Printf function, its usage is basically similar to printf in c language. It can format strings. When output is complicated, printf is easier to use and the code is easier to understand.

Awk programming

Variables and assignments

In addition to awk's built-in variables, awk can also customize variables.

The number of accounts in /etc/passwd is counted below.

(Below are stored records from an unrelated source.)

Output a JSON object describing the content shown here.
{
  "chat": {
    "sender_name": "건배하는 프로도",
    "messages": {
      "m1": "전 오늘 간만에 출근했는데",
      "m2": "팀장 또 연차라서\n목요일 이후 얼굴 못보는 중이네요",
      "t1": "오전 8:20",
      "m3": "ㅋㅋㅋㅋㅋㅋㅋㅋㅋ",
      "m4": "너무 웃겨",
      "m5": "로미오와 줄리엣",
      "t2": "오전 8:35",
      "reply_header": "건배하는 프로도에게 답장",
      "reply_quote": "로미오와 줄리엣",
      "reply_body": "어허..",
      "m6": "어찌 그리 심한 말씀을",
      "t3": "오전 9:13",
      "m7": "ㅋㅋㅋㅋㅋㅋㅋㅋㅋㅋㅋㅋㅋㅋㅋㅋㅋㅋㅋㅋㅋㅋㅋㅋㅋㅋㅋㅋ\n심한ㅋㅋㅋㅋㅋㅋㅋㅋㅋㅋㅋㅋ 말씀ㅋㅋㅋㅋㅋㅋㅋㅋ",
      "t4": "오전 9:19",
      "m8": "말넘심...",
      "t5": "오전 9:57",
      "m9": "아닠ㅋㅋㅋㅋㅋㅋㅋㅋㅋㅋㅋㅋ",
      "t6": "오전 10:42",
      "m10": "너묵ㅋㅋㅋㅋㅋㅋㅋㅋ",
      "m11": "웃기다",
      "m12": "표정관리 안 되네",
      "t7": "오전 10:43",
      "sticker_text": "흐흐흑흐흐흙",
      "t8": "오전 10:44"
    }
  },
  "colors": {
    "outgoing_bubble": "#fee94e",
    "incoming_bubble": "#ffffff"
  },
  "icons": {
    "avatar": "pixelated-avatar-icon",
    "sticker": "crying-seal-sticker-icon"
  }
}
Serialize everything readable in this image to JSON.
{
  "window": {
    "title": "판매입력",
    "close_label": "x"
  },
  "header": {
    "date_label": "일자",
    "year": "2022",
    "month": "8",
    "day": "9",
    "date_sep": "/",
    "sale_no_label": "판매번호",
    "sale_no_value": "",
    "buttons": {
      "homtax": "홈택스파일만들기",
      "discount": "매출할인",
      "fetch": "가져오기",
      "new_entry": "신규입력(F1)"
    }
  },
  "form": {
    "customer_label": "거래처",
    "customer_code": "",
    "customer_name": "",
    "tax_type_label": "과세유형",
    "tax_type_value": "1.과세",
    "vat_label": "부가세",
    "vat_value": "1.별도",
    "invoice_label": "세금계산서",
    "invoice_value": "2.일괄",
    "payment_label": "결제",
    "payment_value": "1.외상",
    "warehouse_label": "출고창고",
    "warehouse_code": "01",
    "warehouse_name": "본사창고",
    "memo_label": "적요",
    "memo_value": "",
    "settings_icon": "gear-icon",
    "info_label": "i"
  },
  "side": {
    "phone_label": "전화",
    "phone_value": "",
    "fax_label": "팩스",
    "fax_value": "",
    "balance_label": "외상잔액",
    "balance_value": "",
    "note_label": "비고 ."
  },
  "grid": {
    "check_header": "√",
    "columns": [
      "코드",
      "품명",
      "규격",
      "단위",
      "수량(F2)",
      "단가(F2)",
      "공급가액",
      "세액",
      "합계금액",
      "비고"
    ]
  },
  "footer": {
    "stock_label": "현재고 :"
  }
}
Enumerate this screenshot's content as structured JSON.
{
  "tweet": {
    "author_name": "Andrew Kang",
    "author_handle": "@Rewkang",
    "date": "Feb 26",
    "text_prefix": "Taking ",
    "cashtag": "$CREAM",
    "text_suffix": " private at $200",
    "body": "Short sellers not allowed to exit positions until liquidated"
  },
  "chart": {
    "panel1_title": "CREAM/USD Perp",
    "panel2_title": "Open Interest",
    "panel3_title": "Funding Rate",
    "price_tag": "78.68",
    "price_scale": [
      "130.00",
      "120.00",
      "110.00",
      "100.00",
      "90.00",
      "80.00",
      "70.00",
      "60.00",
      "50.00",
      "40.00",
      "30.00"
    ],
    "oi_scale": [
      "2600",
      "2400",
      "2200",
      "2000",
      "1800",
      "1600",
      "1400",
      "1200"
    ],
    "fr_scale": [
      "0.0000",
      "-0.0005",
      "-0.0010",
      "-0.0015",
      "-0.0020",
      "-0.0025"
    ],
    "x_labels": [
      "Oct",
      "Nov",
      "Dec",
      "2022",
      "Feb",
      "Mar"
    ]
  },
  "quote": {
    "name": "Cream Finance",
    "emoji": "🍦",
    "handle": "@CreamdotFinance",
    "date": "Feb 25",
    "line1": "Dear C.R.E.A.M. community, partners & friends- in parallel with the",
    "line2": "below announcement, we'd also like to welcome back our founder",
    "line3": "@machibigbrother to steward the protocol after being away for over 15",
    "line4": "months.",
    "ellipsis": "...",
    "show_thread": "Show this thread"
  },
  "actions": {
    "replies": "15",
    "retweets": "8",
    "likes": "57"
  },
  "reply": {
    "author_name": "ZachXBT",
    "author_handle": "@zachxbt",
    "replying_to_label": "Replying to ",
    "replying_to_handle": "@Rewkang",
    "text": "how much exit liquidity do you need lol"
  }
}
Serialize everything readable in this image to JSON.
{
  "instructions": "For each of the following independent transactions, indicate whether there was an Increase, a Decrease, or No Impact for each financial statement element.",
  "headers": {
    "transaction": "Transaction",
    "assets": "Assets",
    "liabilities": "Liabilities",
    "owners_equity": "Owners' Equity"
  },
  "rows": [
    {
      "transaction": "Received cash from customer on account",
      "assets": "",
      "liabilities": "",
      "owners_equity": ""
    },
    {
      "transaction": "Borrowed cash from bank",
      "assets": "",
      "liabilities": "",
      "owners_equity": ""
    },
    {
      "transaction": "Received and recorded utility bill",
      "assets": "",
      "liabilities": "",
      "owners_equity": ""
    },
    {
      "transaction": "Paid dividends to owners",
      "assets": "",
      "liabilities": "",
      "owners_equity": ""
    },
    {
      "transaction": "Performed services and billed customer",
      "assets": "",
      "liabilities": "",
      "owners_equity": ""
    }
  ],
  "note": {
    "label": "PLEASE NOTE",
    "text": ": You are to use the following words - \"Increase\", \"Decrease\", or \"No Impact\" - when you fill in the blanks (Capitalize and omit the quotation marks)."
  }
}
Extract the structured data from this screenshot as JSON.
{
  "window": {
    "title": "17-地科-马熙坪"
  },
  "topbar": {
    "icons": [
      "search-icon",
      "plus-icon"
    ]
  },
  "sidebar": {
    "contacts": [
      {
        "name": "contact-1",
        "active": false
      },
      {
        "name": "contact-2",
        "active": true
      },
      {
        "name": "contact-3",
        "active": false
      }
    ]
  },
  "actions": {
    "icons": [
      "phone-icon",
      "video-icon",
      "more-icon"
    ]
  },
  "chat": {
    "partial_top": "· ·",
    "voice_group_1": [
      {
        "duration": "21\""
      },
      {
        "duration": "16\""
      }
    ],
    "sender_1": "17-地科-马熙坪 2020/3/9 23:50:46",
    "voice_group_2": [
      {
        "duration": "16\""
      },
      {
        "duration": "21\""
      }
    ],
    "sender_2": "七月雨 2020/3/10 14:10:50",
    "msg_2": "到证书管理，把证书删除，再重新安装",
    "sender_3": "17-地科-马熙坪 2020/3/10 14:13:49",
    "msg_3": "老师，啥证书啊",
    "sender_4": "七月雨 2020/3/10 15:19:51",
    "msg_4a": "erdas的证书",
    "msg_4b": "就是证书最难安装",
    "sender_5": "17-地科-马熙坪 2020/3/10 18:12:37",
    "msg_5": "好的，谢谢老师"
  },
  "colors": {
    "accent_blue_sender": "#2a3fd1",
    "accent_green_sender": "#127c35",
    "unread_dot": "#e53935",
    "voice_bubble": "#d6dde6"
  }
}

Awk'{count++;print $0;} END{print "user count is ", count}' /etc/passwd

Root:x:0:0:root:/root:/bin/bash

......

User count is40

Count is a custom variable. The previous action{} has only one print. In fact, print is just a statement, and action{} can have multiple statements separated by ;

There is no initialized count here, although the default is 0, but the proper practice is to initialize to 0:

awk'BEGIN {count=0;print "[start]user count is ", count} {count=count+1;print $0;} END{print "[end]user count is ", count}' /etc/passwd

[start]user count is 0

Root:x:0:0:root:/root:/bin/bash

...

[end]user count is 40

Count the number of bytes occupied by files in a folder

Ls -l |awk'BEGIN {size=0;} {size=size+$5;} END{print "[end]size is ", size}'

[end]size is8657198

If displayed in M:

Ls -l |awk'BEGIN {size=0;} {size=size+$5;} END{print "[end]size is ", size/1024/1024,"M"}'

[end]size is8.25889M

Note that the statistics do not include subdirectories of the folder.

Conditional statements

The conditional statements in awk are borrowed from the C language, as explained below:

If(expression){

Statement

Statement

......

}

If(expression){

Statement

}else{

Statement2;

}

If(expression){

Statement1;

}elseif(expression1){

Statement2;

}else{

Statement3;

}

Count the number of bytes occupied by files in a folder, and filter files of 4096 size (usually folders):

Ls -l |awk'BEGIN {size=0;print "[start]size is ", size} {if($5!=4096){size=size+$5;}} END{print "[end]size is ", Size/1024/1024,"M"}'

[end]size is8.22339M

loop statement

The loop statements in awk are also borrowed from the C language. They support while, do/while, for, break, and continue. The semantics of these keywords are exactly the same as those in C.

Array

Because the subscripts of arrays in awk can be numbers and letters, the subscripts of an array are often referred to as keys. Both the value and the keyword are stored in a separate table for the key/value application hash. Since hashes are not stored sequentially, you will find that when displaying array contents, they are not displayed in the order you expect. Arrays, like variables, are created automatically when they are used. Awk also automatically determines whether it stores numbers or strings. In general, arrays in awk are used to collect information from records, which can be used to calculate sums, count words, and how many times the tracking template is matched.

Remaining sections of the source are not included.